Like with anything in this world, sex has a dark side. Hollywood would have masses believe that sex is all about love and happy feelings and omigod is he going to sleep with her? because he totally should! As if sex=love. As if it can be so black and white.
It’s not about love. Well, all right. In the occasion of a healthy relationship; sex is the ultimate expression of love. It isn’t the basis of the relationship, but an extension of it. We are the only species on this earth-other than dolphins-that have sex for fun. Or use sex for domination (dolphins not included). Women have been using it to get what they want since the Middle Ages.

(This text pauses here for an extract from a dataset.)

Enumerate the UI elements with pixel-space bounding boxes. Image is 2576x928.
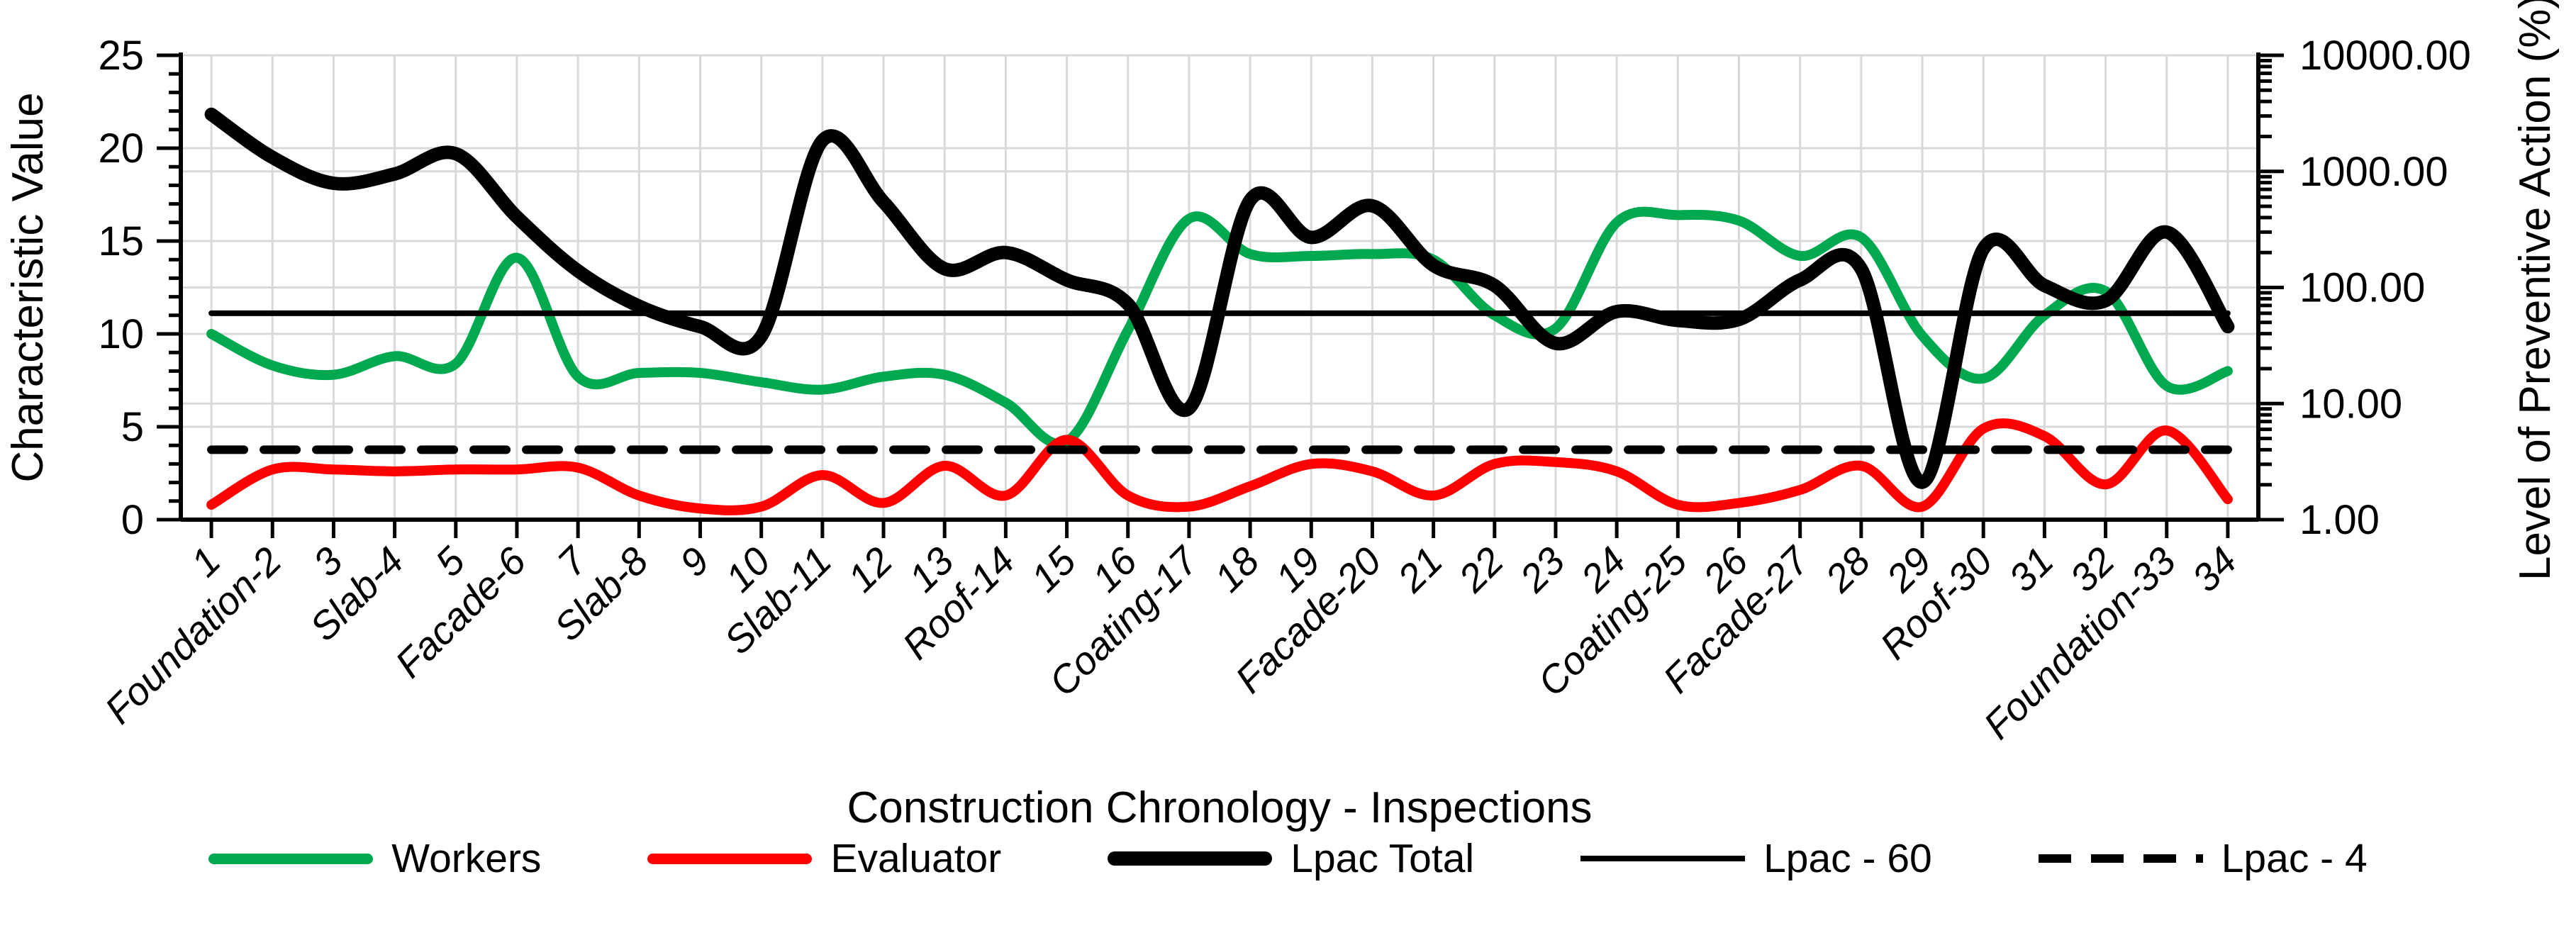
chart-legend: Workers Evaluator Lpac Total Lpac - 60 L…: [0, 835, 2576, 882]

And still use it for their own gains today. Men too. Sex can be very good or turn very ugly. It is so intrinsically tied with our emotions that one bad experience can potentially screw us up for the rest of our lives. I’m not speaking just about women. Men can be hurt by sex. You just don’t hear about it as often because of our society’s stereotypes of men.
The Nightly-Edition scared the hell out of me when I was writing it. No joke. I scared myself. There were moments when I was going back over what I had written in order to refresh my memory for the next chapter, stopped with wide eyes and stared at the screen, not believing what I had written. I have an attempted rape in the book. I also have a complex antagonist that has some serious issues. Which manifested itself into split personalities with a tendency to use a strap-on. She, Tabitha, keeps a ‘pet’ of her own. Someone that is simply used for sex.
End of discussion.
Man or woman, doesn’t matter.
Also in Tabitha’s repertoire is the little girl that was molested by someone very close to her, who keeps reliving the moment. Again and again and again.
Sometimes I wonder if I shouldn’t go back into the therapist’s chair and have a long talk about what the inner workings of my deviated little mind really mean.
And then I tell myself ‘I’m a writer. I don’t owe anyone a goddamned explanation’.
Least of all myself. Because I’m not sure I want to hear my reasons.
As it stands now, the draft features thoroughly described sex scenes. Not necessarily between consenting adults, because that isn’t what the story is about. The Nightly-Edition is about escape, not who wants to boff whom and the feelings behind it.
Perhaps the editing process will see some of these scenes tamed. Or, maybe the first tale in the Timepiece series will see Steampunk cross over into erotica. And not the good kind of erotica that someone who sleeps with someone else ends up ‘happily ever after’. The kind of erotica that’s akin to a train wreck. You desperately want to look away but can’t. stop. staring.
If it hasn’t been done before already, I might just be the first. I’m not sure how the world will take it, but we’ll see.
So, what about you guys? What are your thoughts? Is there or isn’t there a line in the sand when it comes to sex and writing? Would you cross it if there was?
Readers: how far do your tastes go? Is sex a draw to the book or a turn off? How far down the rabbit hole are you willing to go?